Q: How is the platelet count determined?
A: A sample of blood is drawn from a vein into a tube that contains an anticoagulant. The platelet count will be run on an automated blood cell machine that determines most of the results seen on the CBC (complete blood count). If the platelet count is very low the test may be done manually.
Q: Can you inherit ITP?
A: ITP is not usually considered a communicable disease. However, there are some rare cases where several family members are diagnosed with ITP. Researchers are currently looking at the familial patterns to determine if there was a misdiagnosis or a genetic component of certain cases of ITP. You can read about inherited platelet disorders here: www.pdsa.org/about-itp/and-families.html
Q: What will happen if I have ITP and want to have a baby?
A: Many women with ITP deliver fine, healthy babies, although this is not without risk. Your decision and your treatment depend on your count an your symptoms. Go to www.pdsa.org/about-itp/in-pregnancy.html
for more information.
Q: Can you give it to your children?
A: If you are a woman who has ITP and become pregnant, some of the anti-platelet antibodies may cross the placenta and your baby may develop low counts. If this happens, the baby is treated to prevent a problem. When the baby’s own immune system matures, the platelet problem usually disappears within a few weeks after birth.

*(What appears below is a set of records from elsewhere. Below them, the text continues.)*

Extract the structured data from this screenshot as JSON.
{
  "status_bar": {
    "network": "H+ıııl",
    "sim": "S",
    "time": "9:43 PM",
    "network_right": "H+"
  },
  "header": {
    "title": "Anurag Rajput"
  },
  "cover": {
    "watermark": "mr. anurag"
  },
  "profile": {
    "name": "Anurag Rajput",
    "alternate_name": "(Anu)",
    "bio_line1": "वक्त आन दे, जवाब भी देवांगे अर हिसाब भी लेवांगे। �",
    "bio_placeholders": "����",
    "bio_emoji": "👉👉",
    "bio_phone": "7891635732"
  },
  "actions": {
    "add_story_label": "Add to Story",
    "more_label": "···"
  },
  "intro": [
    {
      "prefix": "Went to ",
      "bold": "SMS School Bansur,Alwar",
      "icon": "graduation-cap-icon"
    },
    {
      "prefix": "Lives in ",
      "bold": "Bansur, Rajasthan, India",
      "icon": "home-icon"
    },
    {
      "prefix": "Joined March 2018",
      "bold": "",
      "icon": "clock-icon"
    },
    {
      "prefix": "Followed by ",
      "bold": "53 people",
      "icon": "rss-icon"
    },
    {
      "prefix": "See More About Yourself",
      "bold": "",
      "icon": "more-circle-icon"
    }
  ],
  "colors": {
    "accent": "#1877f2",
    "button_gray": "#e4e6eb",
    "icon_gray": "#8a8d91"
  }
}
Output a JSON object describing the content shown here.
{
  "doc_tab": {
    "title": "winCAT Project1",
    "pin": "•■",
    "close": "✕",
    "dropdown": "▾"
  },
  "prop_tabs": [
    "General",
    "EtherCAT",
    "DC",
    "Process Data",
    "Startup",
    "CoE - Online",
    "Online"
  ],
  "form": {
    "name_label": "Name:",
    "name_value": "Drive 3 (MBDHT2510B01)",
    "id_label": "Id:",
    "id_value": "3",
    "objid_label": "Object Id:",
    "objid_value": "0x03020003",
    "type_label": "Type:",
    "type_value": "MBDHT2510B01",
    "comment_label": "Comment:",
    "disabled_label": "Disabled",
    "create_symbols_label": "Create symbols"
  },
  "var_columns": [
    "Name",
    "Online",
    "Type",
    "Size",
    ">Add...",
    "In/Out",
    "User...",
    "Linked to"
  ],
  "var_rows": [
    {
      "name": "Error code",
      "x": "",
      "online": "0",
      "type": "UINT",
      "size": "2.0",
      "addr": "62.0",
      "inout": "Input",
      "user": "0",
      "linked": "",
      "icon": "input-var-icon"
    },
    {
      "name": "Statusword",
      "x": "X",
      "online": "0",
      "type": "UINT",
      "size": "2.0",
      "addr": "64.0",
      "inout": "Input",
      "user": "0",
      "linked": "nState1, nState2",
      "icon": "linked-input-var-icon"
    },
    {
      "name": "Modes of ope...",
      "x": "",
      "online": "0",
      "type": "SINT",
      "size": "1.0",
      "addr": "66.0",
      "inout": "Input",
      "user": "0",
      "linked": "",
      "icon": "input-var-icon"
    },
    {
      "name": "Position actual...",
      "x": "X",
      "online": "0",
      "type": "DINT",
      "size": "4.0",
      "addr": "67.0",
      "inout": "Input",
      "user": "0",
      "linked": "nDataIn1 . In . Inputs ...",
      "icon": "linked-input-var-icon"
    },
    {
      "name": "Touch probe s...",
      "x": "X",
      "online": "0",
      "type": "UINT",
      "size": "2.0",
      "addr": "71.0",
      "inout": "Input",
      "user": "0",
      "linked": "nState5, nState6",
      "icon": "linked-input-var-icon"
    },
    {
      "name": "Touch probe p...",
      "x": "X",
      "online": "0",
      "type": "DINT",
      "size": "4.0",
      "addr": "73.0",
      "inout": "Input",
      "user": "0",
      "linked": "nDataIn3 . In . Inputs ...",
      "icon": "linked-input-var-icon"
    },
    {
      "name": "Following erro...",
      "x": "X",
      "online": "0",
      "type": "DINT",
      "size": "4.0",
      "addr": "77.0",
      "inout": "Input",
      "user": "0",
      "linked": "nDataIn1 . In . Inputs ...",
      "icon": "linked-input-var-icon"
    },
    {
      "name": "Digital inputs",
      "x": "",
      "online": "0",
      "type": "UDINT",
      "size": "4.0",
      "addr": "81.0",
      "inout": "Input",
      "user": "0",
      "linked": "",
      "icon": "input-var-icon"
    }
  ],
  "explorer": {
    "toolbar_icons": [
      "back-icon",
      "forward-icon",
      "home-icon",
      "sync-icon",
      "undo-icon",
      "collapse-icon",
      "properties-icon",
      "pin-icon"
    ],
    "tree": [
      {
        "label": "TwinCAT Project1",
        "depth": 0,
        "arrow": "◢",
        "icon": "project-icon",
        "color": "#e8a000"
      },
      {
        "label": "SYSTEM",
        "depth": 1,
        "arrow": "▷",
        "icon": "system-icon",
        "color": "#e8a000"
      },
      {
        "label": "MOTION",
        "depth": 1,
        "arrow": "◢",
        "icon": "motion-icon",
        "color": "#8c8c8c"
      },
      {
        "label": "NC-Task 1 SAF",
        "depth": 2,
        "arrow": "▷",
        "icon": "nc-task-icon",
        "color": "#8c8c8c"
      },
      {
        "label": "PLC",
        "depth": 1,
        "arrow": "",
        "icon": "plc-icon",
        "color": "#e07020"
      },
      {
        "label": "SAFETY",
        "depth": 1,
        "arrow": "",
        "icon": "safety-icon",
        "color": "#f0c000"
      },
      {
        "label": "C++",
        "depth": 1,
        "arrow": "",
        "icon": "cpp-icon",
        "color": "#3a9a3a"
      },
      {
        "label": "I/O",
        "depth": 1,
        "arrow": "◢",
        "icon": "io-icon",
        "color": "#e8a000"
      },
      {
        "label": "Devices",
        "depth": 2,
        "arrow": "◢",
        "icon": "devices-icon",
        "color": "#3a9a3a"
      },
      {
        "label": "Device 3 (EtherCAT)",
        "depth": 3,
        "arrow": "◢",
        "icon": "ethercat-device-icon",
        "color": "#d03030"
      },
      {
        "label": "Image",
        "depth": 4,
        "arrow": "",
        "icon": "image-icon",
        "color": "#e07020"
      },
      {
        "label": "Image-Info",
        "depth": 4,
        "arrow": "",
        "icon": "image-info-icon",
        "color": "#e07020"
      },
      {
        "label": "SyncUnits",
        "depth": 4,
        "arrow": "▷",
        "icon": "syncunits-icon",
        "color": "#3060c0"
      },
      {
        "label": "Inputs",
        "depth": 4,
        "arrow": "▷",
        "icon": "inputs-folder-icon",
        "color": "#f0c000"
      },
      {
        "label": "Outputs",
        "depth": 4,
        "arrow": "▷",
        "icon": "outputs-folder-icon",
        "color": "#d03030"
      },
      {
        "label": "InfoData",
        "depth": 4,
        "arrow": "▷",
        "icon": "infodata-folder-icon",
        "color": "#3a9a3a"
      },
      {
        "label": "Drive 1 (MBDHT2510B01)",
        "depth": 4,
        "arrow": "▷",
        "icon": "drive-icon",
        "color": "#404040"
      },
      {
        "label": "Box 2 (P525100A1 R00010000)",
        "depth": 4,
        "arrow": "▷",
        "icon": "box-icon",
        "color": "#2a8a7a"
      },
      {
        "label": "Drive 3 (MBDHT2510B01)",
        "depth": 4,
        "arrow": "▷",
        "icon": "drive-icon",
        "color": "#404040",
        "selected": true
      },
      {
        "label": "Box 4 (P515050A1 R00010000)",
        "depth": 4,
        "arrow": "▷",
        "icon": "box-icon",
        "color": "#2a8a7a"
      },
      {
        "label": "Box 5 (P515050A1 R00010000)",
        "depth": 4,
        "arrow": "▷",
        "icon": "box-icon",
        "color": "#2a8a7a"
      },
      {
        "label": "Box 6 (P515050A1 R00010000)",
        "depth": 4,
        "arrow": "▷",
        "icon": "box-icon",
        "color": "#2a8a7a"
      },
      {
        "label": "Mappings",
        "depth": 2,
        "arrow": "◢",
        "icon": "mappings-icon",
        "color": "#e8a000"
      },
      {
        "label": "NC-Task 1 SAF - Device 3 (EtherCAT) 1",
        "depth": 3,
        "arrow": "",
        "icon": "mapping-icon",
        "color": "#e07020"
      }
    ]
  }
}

Q: Why do some people say 'idiopathic" and some say "immune" for the I in ITP?
A: "Idiopathic" means there is no known origin. "Immune" means that the disorder is characterized as an autoimmune disease. The name was changed when it was confirmed that ITP was a type of autoimmune disorder.
Q: Should I see a hematologist? Or can my internist handle my treatment?
A: Most patients see hematologists. Since they specialize in blood disorders, they are generally more knowledgeable about the disorder and the latest treatments. If you need to be hospitalized for any reason, you will be assigned a hematologist if you don't already have one. If your ITP doesn’t respond to the usual treatments, your platelets continue to be very low, or you have other complicating diseases you may want to consider seeing a hematologist that specializes in ITP. Go to www.pdsa.org/treatments/treatment-resources.html
for more information.
Although most hematologists are familiar with the treatments for ITP, their philosophies differ concerning the timing and dosages. If you are uncomfortable with your hematologist’s suggestions, you should get a second opinion.
Q: Can an ITP patient donate blood?
A: No, the American Red Cross will not accept a blood donation from a person with ITP.
Q: What can family and friends do to help?
A: The patient and his loved ones are usually quite shocked to get this diagnosis, usually because they have no idea what it is. First reactions often include fear, confusion, and stress. It's difficult to assimilate all these new terms and understand the options in a crisis situation. Try to be extra patient with the ITPer. They've got so much on their minds, learning as fast as possible and dealing with the side effects of some very potent drugs. Try to understand that when the counts are low, the ITPer feels pretty awful, tired, and often sad. They may look just fine, but their bodies are waging an incredible war on the inside and this is exhausting work, even if you are not conscious of it.
Q: What else should I as the patient do or know?
A: You should know everything you can. Do your research, learn the side effects of the recommended medications, decide how you want to approach the disease and your life now that it has changed. Keep a copy of every lab report and copies of all blood work. Maintain a log of the medications used, dosages, your platelet count, and how they made you feel. Pay attention to your lifestyle and see if there is any correlation between your platelet count and the food you eat, the places you visit, the chemicals used to clean, etc. Often you are the person paying the most attention to these things. Truly, it is up to you to learn and heal yourself in many ways. It's important to be your own advocate and speak up for yourself if you feel something isn't right.